Police force quits after attacks
An entire 20-man police force has resigned in a northern Mexican town after a series of attacks that killed the police chief and five officers over the last three months.
The officers' resignation left the 13,000 people of Ascension without police services, Chihuahua state chief prosecutor Carlos Manuel Salas said. State and federal police had moved in to take over.
The mass resignation appeared to be connected to an attack on Tuesday by gunmen that killed three of the town's officers, Mr Salas said.
It was not the first deadly attack on the police department this year.
In mid-May police chief Manuel Martinez, who had been in office just seven months, was gunned down with two other officers on a nearby highway. The three had been kidnapped a day before police found their bodies riddled with bullets in the back seat of a saloon car.

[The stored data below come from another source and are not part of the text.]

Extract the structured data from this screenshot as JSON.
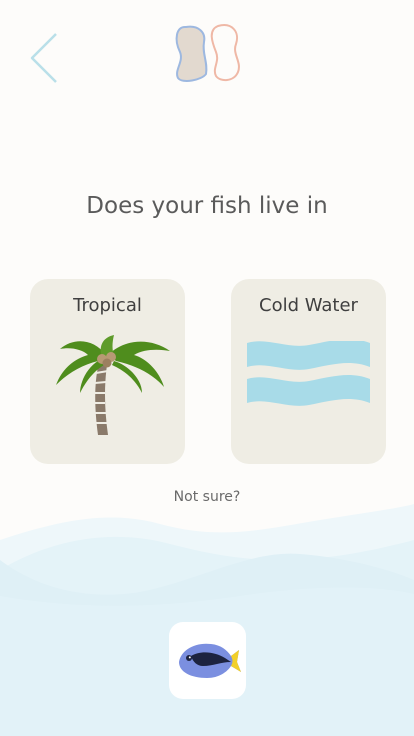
{
  "question": "Does your fish live in",
  "options": [
    {
      "label": "Tropical",
      "icon": "palm-tree-icon"
    },
    {
      "label": "Cold Water",
      "icon": "waves-icon"
    }
  ],
  "not_sure": "Not sure?",
  "colors": {
    "background": "#fdfcfa",
    "card": "#efede4",
    "water": "#a8dbe8",
    "back_chevron": "#b9dfe9"
  },
  "icons": {
    "back": "chevron-left-icon",
    "logo": "fish-fins-logo-icon",
    "fish_button": "blue-tang-fish-icon"
  }
}
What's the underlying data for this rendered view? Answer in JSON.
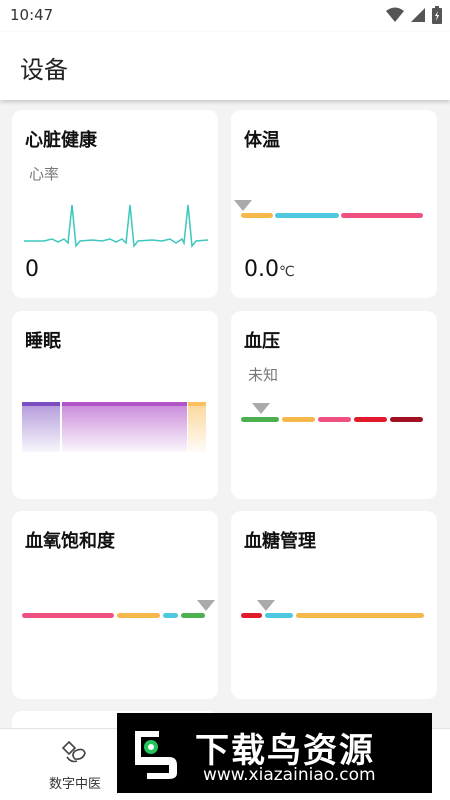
{
  "status": {
    "time": "10:47"
  },
  "appbar": {
    "title": "设备"
  },
  "cards": {
    "heart": {
      "title": "心脏健康",
      "subtitle": "心率",
      "value": "0"
    },
    "temperature": {
      "title": "体温",
      "value": "0.0",
      "unit": "℃"
    },
    "sleep": {
      "title": "睡眠"
    },
    "blood_pressure": {
      "title": "血压",
      "subtitle": "未知"
    },
    "spo2": {
      "title": "血氧饱和度"
    },
    "glucose": {
      "title": "血糖管理"
    }
  },
  "bottomnav": {
    "item_label": "数字中医",
    "icon": "tcm-icon"
  },
  "watermark": {
    "title": "下载鸟资源",
    "url": "www.xiazainiao.com"
  },
  "colors": {
    "orange": "#f7b84b",
    "cyan": "#4ec8e0",
    "pink": "#ef5080",
    "green": "#4caf50",
    "red": "#e01a2a",
    "darkred": "#a01020",
    "ecg": "#3cc8bd",
    "sleep_deep": "#7b4fc0",
    "sleep_light": "#b054c8",
    "sleep_awake": "#f8c060",
    "pointer": "#aaaaaa"
  }
}
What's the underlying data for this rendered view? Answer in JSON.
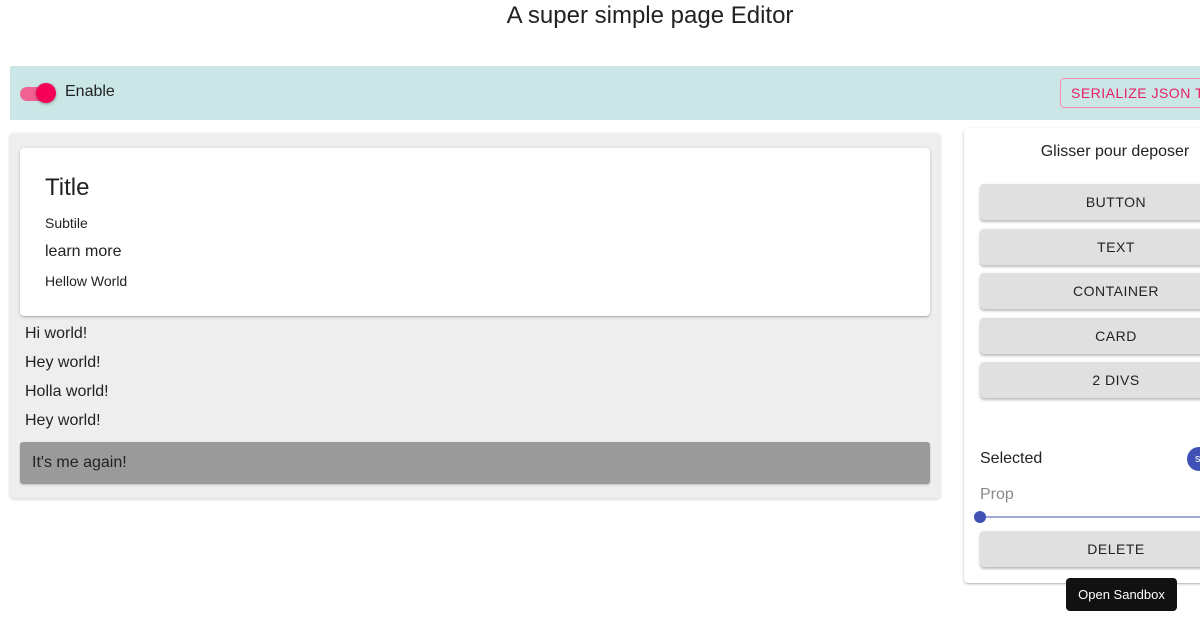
{
  "page": {
    "title": "A super simple page Editor"
  },
  "toolbar": {
    "enable_label": "Enable",
    "enable_on": true,
    "serialize_label": "SERIALIZE JSON TO",
    "background": "#cbe6e6"
  },
  "canvas": {
    "card": {
      "title": "Title",
      "subtitle": "Subtile",
      "link": "learn more",
      "body": "Hellow World"
    },
    "texts": [
      "Hi world!",
      "Hey world!",
      "Holla world!",
      "Hey world!"
    ],
    "container_text": "It's me again!"
  },
  "panel": {
    "heading": "Glisser pour deposer",
    "tools": [
      "BUTTON",
      "TEXT",
      "CONTAINER",
      "CARD",
      "2 DIVS"
    ],
    "selected_label": "Selected",
    "selected_chip": "s",
    "prop_label": "Prop",
    "prop_value": 0,
    "delete_label": "DELETE"
  },
  "tooltip": {
    "text": "Open Sandbox"
  },
  "colors": {
    "accent_pink": "#f50057",
    "primary_indigo": "#3f51b5"
  }
}
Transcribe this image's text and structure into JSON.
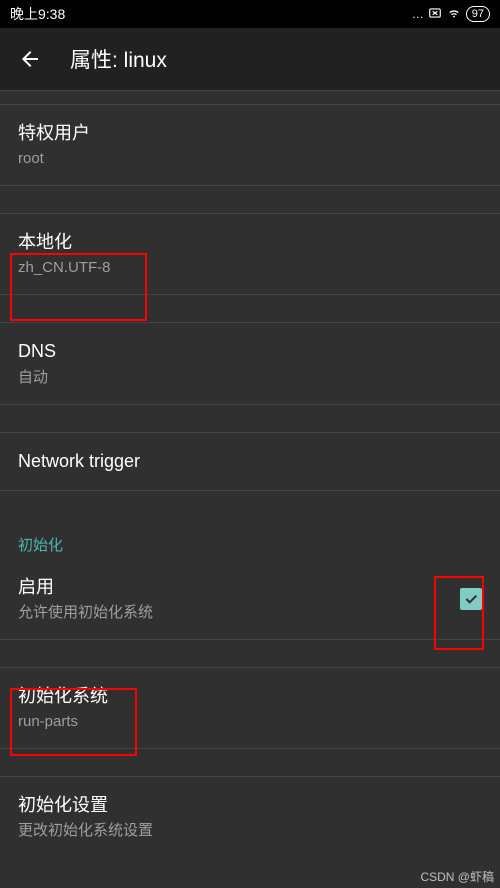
{
  "statusBar": {
    "time": "晚上9:38",
    "dots": "…",
    "xIcon": "⊗",
    "wifiIcon": "wifi",
    "batteryText": "97"
  },
  "appBar": {
    "title": "属性: linux"
  },
  "settings": {
    "privilegedUser": {
      "title": "特权用户",
      "value": "root"
    },
    "localization": {
      "title": "本地化",
      "value": "zh_CN.UTF-8"
    },
    "dns": {
      "title": "DNS",
      "value": "自动"
    },
    "networkTrigger": {
      "title": "Network trigger"
    },
    "initSection": "初始化",
    "enable": {
      "title": "启用",
      "subtitle": "允许使用初始化系统",
      "checked": true
    },
    "initSystem": {
      "title": "初始化系统",
      "value": "run-parts"
    },
    "initSettings": {
      "title": "初始化设置",
      "subtitle": "更改初始化系统设置"
    }
  },
  "watermark": "CSDN @虾稿"
}
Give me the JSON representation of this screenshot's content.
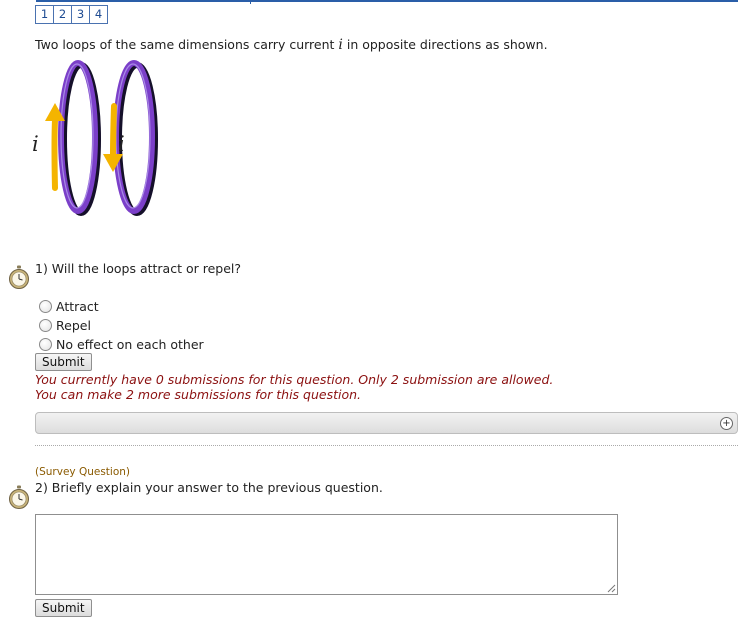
{
  "pager": {
    "pages": [
      "1",
      "2",
      "3",
      "4"
    ]
  },
  "intro": {
    "text_before": "Two loops of the same dimensions carry current ",
    "variable": "i",
    "text_after": " in opposite directions as shown."
  },
  "figure": {
    "left_current_label": "i",
    "right_current_label": "i",
    "loop_color": "#7b3fc9",
    "arrow_color": "#f4b400"
  },
  "question1": {
    "text": "1) Will the loops attract or repel?",
    "options": [
      "Attract",
      "Repel",
      "No effect on each other"
    ],
    "submit_label": "Submit",
    "note_line1": "You currently have 0 submissions for this question. Only 2 submission are allowed.",
    "note_line2": "You can make 2 more submissions for this question."
  },
  "question2": {
    "tag": "(Survey Question)",
    "text": "2) Briefly explain your answer to the previous question.",
    "answer_value": "",
    "submit_label": "Submit"
  },
  "colors": {
    "link": "#1d4a91",
    "note": "#8b1010",
    "survey_tag": "#8a5a00"
  }
}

The town's police force was relatively new.
Angry residents had led authorities to replace the entire force last September after the mob killings of two teenagers who had allegedly kidnapped a girl from a seafood restaurant. People claimed police officers were helping drug gangs.
Mr Martinez, with his new police force, had said he wanted to end the kidnappings and extortions that have terrorised the town where people grow green chilli and cotton.
The new police in Ascension had installed a telescopic camera in the town's plaza that rotated, giving officers at the station the ability to zoom on a site as far as the outskirts of town. In addition, townspeople helped police dig a broad ditch around the town to prevent criminals from escaping on back roads.
Ascension is south west of Ciudad Juarez, the border city across from El Paso, Texas, that is one of Mexico's most violent cities. The state of Chihuahua has had the most murder blamed on organised crime and drug trafficking since the government's anti-drug offensive began in December 2006.